With ever increasing development pressures across our three counties, we have to ensure that wildlife and ecological networks are fully considered within the planning system.
Inappropriate development can have a significant impact on wildlife, while sympathetic planning minimises harm and can help protect, enhance and even create new habitats, delivering valuable biodiversity enhancements. Our planning role is, therefore, about promoting positive outcomes as well as fighting potentially harmful proposals.
BBOWT gives wildlife a voice by:
- responding to strategic planning consultations, such as Local Plans, ensuring appropriate policies are in place,
- commenting on planning applications where there is potential for significant impacts on wildlife, or where there is significant opportunity to make gains for wildlife,
- providing advice to, and/or consulting with, local planning authorities, developers and their consultants, other NGOs and statutory agencies,
- providing advice to members of the public.
What BBOWT does
BBOWT responds to a selection of key planning applications and policy documents. Unfortunately, we do not have the resources to respond to every planning application that may affect wildlife in the three counties. The Trust has, therefore, adopted a strategic approach to allow efficient use of limited resources focusing on applications that impact on designated sites or the Trust’s nature reserves, selected large applications involving hundreds or thousands of homes, large-scale infrastructure/development projects, and Local Plans.
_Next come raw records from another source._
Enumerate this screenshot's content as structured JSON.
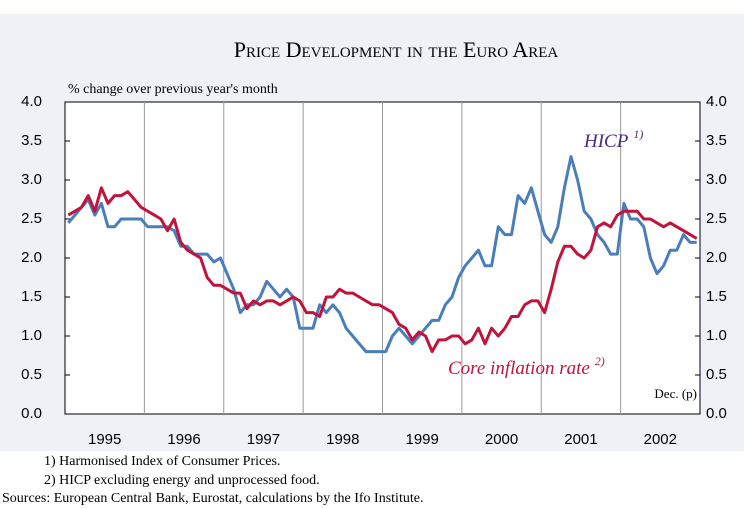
{
  "chart_data": {
    "type": "line",
    "title": "Price Development in the Euro Area",
    "y_label": "% change over previous year's month",
    "annotation": "Dec. (p)",
    "categories": [
      null,
      null,
      null,
      null,
      null,
      "1995",
      null,
      null,
      null,
      null,
      null,
      null,
      null,
      null,
      null,
      null,
      null,
      "1996",
      null,
      null,
      null,
      null,
      null,
      null,
      null,
      null,
      null,
      null,
      null,
      "1997",
      null,
      null,
      null,
      null,
      null,
      null,
      null,
      null,
      null,
      null,
      null,
      "1998",
      null,
      null,
      null,
      null,
      null,
      null,
      null,
      null,
      null,
      null,
      null,
      "1999",
      null,
      null,
      null,
      null,
      null,
      null,
      null,
      null,
      null,
      null,
      null,
      "2000",
      null,
      null,
      null,
      null,
      null,
      null,
      null,
      null,
      null,
      null,
      null,
      "2001",
      null,
      null,
      null,
      null,
      null,
      null,
      null,
      null,
      null,
      null,
      null,
      "2002",
      null,
      null,
      null,
      null,
      null,
      null
    ],
    "series": [
      {
        "name": "HICP",
        "note": "1)",
        "color": "#4a7ebb",
        "values": [
          2.45,
          2.55,
          2.65,
          2.75,
          2.55,
          2.7,
          2.4,
          2.4,
          2.5,
          2.5,
          2.5,
          2.5,
          2.4,
          2.4,
          2.4,
          2.4,
          2.35,
          2.15,
          2.15,
          2.05,
          2.05,
          2.05,
          1.95,
          2.0,
          1.8,
          1.6,
          1.3,
          1.4,
          1.4,
          1.5,
          1.7,
          1.6,
          1.5,
          1.6,
          1.5,
          1.1,
          1.1,
          1.1,
          1.4,
          1.3,
          1.4,
          1.3,
          1.1,
          1.0,
          0.9,
          0.8,
          0.8,
          0.8,
          0.8,
          1.0,
          1.1,
          1.0,
          0.9,
          1.0,
          1.1,
          1.2,
          1.2,
          1.4,
          1.5,
          1.75,
          1.9,
          2.0,
          2.1,
          1.9,
          1.9,
          2.4,
          2.3,
          2.3,
          2.8,
          2.7,
          2.9,
          2.6,
          2.3,
          2.2,
          2.4,
          2.9,
          3.3,
          3.0,
          2.6,
          2.5,
          2.3,
          2.2,
          2.05,
          2.05,
          2.7,
          2.5,
          2.5,
          2.4,
          2.0,
          1.8,
          1.9,
          2.1,
          2.1,
          2.3,
          2.2,
          2.2
        ]
      },
      {
        "name": "Core inflation rate",
        "note": "2)",
        "color": "#c0143c",
        "values": [
          2.55,
          2.6,
          2.65,
          2.8,
          2.6,
          2.9,
          2.7,
          2.8,
          2.8,
          2.85,
          2.75,
          2.65,
          2.6,
          2.55,
          2.5,
          2.35,
          2.5,
          2.2,
          2.1,
          2.05,
          2.0,
          1.75,
          1.65,
          1.65,
          1.6,
          1.55,
          1.55,
          1.35,
          1.45,
          1.4,
          1.45,
          1.45,
          1.4,
          1.45,
          1.5,
          1.45,
          1.3,
          1.3,
          1.25,
          1.5,
          1.5,
          1.6,
          1.55,
          1.55,
          1.5,
          1.45,
          1.4,
          1.4,
          1.35,
          1.3,
          1.15,
          1.1,
          0.95,
          1.05,
          1.0,
          0.8,
          0.95,
          0.95,
          1.0,
          1.0,
          0.9,
          0.95,
          1.1,
          0.9,
          1.1,
          1.0,
          1.1,
          1.25,
          1.25,
          1.4,
          1.45,
          1.45,
          1.3,
          1.6,
          1.95,
          2.15,
          2.15,
          2.05,
          2.0,
          2.1,
          2.4,
          2.45,
          2.4,
          2.55,
          2.6,
          2.6,
          2.6,
          2.5,
          2.5,
          2.45,
          2.4,
          2.45,
          2.4,
          2.35,
          2.3,
          2.25
        ]
      }
    ],
    "ylim": [
      0,
      4
    ],
    "yticks": [
      {
        "value": 0,
        "label": "0.0"
      },
      {
        "value": 0.5,
        "label": "0.5"
      },
      {
        "value": 1,
        "label": "1.0"
      },
      {
        "value": 1.5,
        "label": "1.5"
      },
      {
        "value": 2,
        "label": "2.0"
      },
      {
        "value": 2.5,
        "label": "2.5"
      },
      {
        "value": 3,
        "label": "3.0"
      },
      {
        "value": 3.5,
        "label": "3.5"
      },
      {
        "value": 4,
        "label": "4.0"
      }
    ],
    "y2lim": [
      0,
      4
    ],
    "y2ticks": [
      {
        "value": 0,
        "label": "0.0"
      },
      {
        "value": 0.5,
        "label": "0.5"
      },
      {
        "value": 1,
        "label": "1.0"
      },
      {
        "value": 1.5,
        "label": "1.5"
      },
      {
        "value": 2,
        "label": "2.0"
      },
      {
        "value": 2.5,
        "label": "2.5"
      },
      {
        "value": 3,
        "label": "3.0"
      },
      {
        "value": 3.5,
        "label": "3.5"
      },
      {
        "value": 4,
        "label": "4.0"
      }
    ],
    "grid": false,
    "footnotes": [
      "1) Harmonised Index of Consumer Prices.",
      "2) HICP excluding energy and unprocessed food."
    ],
    "source": "Sources: European Central Bank, Eurostat, calculations by the Ifo Institute."
  }
}
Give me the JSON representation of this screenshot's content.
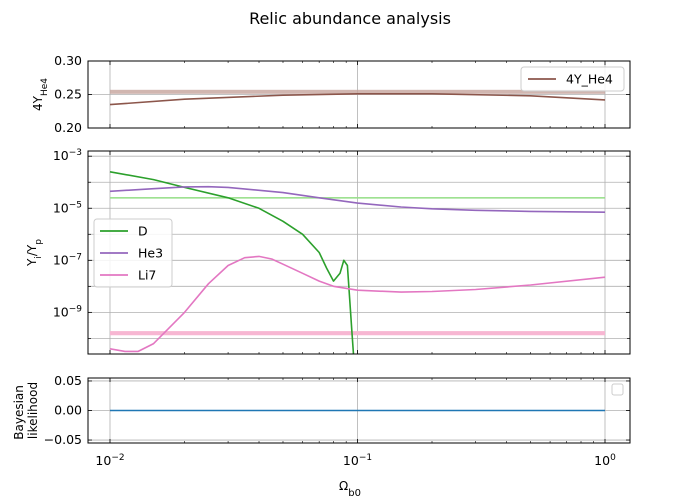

BBOWT also works in partnership with other national and local organisations in the three counties to develop strategies and systems that help in making the case for wildlife in planning.
What the public can do
Note: we are updating our range of Guidance Notes about planning. The new versions will be available soon. In the meantime, you may find the document links below useful.
What developers and planners can do
Developers and planners may, in particular, find the Biodiversity and Planning guidance documents useful (see links below). These are aimed at planners, developers and environmental consultants, and were produced by BBOWT in association with county councils, environmental records centres and Natural England.
The guidance documents map out local biodiversity, and combine planning policy and legislation with information on local wildlife. This will help to identify when, how and where biodiversity should be protected and enhanced by the planning system.
The Homes for People and Wildlife document sets out how housing can be built in a nature-friendly way and ensure that biodiversity forms an integral part of developments.